O cenário fluminense é marcado por instabilidade política recente, com a saída de Cláudio Castro do governo e a posse temporária de Ricardo Coutinho. Essa conjuntura eleva a importância da sucessão estadual, que poderá, inclusive, influenciar as alianças nacionais para a eleição presidencial.
Além de Paes e Ruas, outros políticos como Anthony Garotinho e Wilson Witzel também aparecem como cogitados, embora com desafios próprios. A lista de potenciais candidatos é extensa e inclui ainda William Siri, André Marinho, André Português, Rafael Luz, Cyro Garcia, Juliette Pantoja e Luan Monteiro, refletindo a pluralidade de forças políticas em jogo.
Eduardo Paes e Douglas Ruas: Os Principais Nomes em Destaque
Eduardo Paes deixou a Prefeitura do Rio em março para focar em sua pré-candidatura ao governo. Desde então, tem ampliado sua agenda pelo interior e Região Metropolitana, abordando temas como segurança e mobilidade. Seu projeto conta com o apoio de partidos como PT, PDT e Cidadania, e busca atrair eleitores de diferentes vertentes. Jane Reis, irmã de Washington Reis, é cotada como vice.

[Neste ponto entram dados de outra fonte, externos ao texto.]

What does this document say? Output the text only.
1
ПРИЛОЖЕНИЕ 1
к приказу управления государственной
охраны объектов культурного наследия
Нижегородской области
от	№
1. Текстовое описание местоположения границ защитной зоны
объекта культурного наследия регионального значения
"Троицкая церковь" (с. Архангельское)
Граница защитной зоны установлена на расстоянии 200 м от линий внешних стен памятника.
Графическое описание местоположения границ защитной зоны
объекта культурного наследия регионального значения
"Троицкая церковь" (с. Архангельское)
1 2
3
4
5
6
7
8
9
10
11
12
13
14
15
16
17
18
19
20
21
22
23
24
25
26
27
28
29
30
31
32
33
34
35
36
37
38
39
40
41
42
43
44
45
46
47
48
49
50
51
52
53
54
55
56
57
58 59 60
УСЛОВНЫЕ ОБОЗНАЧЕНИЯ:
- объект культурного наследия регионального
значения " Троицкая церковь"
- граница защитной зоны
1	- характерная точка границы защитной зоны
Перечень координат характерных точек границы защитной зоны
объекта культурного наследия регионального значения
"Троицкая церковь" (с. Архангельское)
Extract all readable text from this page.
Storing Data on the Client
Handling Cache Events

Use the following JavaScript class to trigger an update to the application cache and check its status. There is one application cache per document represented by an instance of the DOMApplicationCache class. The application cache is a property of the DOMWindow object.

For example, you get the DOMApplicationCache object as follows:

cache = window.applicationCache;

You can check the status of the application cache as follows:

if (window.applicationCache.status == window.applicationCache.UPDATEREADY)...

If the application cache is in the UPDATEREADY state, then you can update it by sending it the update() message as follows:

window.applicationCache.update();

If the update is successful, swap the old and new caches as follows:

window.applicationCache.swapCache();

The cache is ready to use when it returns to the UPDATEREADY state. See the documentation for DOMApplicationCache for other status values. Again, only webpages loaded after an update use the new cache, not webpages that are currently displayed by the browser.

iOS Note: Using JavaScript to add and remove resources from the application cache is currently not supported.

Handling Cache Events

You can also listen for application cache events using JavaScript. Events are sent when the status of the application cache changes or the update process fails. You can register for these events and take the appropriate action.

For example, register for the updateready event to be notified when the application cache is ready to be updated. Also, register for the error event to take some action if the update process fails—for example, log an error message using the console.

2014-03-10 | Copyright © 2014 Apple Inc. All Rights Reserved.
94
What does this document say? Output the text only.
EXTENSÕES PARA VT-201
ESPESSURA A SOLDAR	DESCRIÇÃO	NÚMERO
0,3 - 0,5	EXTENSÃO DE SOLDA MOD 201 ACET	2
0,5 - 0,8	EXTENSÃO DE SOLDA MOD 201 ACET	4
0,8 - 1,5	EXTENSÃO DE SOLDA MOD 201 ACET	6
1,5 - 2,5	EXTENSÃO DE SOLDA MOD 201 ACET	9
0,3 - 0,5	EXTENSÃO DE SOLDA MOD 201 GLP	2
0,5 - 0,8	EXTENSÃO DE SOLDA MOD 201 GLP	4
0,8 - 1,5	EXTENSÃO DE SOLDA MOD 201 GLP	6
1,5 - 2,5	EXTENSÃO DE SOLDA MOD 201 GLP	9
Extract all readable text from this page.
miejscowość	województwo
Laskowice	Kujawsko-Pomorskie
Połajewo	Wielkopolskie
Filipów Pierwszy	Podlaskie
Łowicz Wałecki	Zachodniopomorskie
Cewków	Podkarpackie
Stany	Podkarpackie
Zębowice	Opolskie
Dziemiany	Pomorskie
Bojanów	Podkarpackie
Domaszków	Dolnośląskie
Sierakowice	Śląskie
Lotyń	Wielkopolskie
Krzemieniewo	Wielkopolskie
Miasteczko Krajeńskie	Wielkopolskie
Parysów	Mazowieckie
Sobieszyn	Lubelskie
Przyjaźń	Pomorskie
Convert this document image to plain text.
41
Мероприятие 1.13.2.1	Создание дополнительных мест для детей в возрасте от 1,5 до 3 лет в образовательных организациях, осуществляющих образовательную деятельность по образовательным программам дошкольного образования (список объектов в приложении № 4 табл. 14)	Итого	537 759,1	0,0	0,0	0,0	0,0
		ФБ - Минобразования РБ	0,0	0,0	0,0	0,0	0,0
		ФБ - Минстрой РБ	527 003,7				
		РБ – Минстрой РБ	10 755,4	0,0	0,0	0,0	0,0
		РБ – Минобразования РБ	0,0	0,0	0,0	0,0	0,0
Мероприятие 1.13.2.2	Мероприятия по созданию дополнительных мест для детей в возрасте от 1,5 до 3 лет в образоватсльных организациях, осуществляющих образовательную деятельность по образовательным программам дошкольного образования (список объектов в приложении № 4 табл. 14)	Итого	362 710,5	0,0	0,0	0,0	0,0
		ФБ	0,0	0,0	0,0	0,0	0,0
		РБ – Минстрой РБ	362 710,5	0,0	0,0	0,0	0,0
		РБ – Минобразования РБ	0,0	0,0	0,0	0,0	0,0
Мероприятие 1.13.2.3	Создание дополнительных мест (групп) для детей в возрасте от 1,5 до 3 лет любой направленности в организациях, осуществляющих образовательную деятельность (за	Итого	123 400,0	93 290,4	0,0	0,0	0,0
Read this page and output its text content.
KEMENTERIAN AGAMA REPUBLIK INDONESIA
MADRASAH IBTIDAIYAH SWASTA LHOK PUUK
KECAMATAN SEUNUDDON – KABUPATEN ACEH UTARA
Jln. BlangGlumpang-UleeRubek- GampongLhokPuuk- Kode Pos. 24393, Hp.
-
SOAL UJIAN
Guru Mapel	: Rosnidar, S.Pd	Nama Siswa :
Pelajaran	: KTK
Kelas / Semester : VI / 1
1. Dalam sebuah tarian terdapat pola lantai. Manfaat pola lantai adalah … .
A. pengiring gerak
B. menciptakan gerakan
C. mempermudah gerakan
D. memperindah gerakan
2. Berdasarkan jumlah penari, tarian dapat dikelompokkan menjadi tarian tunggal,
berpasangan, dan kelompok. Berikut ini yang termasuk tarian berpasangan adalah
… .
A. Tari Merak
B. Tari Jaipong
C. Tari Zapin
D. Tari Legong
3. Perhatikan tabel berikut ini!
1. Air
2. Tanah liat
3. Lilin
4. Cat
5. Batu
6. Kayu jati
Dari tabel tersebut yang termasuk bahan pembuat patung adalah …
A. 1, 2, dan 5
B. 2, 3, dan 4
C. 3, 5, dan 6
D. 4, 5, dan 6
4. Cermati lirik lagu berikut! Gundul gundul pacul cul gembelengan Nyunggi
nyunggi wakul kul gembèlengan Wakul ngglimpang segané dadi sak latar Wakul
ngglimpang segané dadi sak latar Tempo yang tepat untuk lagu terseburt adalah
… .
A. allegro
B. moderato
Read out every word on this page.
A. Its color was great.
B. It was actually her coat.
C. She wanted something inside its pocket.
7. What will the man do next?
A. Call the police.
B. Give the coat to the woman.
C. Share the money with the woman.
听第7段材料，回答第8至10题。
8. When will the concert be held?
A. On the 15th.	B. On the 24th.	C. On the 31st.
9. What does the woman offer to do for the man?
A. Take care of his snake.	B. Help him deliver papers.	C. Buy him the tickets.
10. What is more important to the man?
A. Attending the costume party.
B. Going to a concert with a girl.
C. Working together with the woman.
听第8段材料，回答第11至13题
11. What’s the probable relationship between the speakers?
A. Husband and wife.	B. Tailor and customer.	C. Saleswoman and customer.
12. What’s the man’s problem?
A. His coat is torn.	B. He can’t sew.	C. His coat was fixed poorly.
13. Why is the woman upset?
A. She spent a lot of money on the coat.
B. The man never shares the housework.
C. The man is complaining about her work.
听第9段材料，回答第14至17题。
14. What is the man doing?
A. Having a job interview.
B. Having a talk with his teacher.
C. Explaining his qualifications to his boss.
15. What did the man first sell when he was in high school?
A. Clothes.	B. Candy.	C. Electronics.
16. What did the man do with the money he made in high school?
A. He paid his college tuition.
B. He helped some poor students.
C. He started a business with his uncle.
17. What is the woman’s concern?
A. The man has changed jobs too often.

Na direita, Douglas Ruas, deputado estadual e policial civil, surge como o principal nome, com apoio do senador Flávio Bolsonaro. Após comandar a Secretaria de Estado das Cidades, Ruas agora lidera os esforços do PL para unir o campo conservador e formar uma chapa forte contra o favoritismo inicial de Paes.
Outros Candidatos e suas Articulações
Anthony Garotinho, ex-governador, mantém influência e reconhecimento eleitoral, mas sua candidatura depende da definição do Republicanos. Wilson Witzel, ex-governador com histórico de impeachment, ainda possui alto grau de conhecimento, mas enfrenta obstáculos de filiação e articulação.
André Marinho (Novo) busca um espaço liberal, enquanto André Português (Republicanos) aposta em sua trajetória no turismo e no interior. William Siri (PSOL) pode representar uma alternativa de esquerda fora da aliança de Paes. Rafael Luz (Missão) foca em segurança e gestão, com forte presença online. Cyro Garcia (PSTU), Juliette Pantoja (Unidade Popular) e Luan Monteiro (PCO) representam candidaturas de esquerda e com estruturas menores, que podem contribuir para a fragmentação do primeiro turno.
Pesquisas e Influência Nacional
Pesquisas iniciais, como a Genial/Quaest, apontam Eduardo Paes em vantagem, com 34% das intenções de voto, seguido por Douglas Ruas (9%), Anthony Garotinho (8%) e Wilson Witzel (3%). Um cenário de segundo turno entre Paes e Ruas também favorece o nome do PSD. No entanto, a corrida permanece aberta, com parte do eleitorado indicando possibilidade de mudança de voto.
A eleição fluminense também tem relevância nacional, podendo servir como um palanque importante para a direita. A disputa se desenha entre a busca de Paes por uma aliança ampla e os esforços da direita para uma candidatura unificada, em um cenário que promete ser disputado até as convenções partidárias.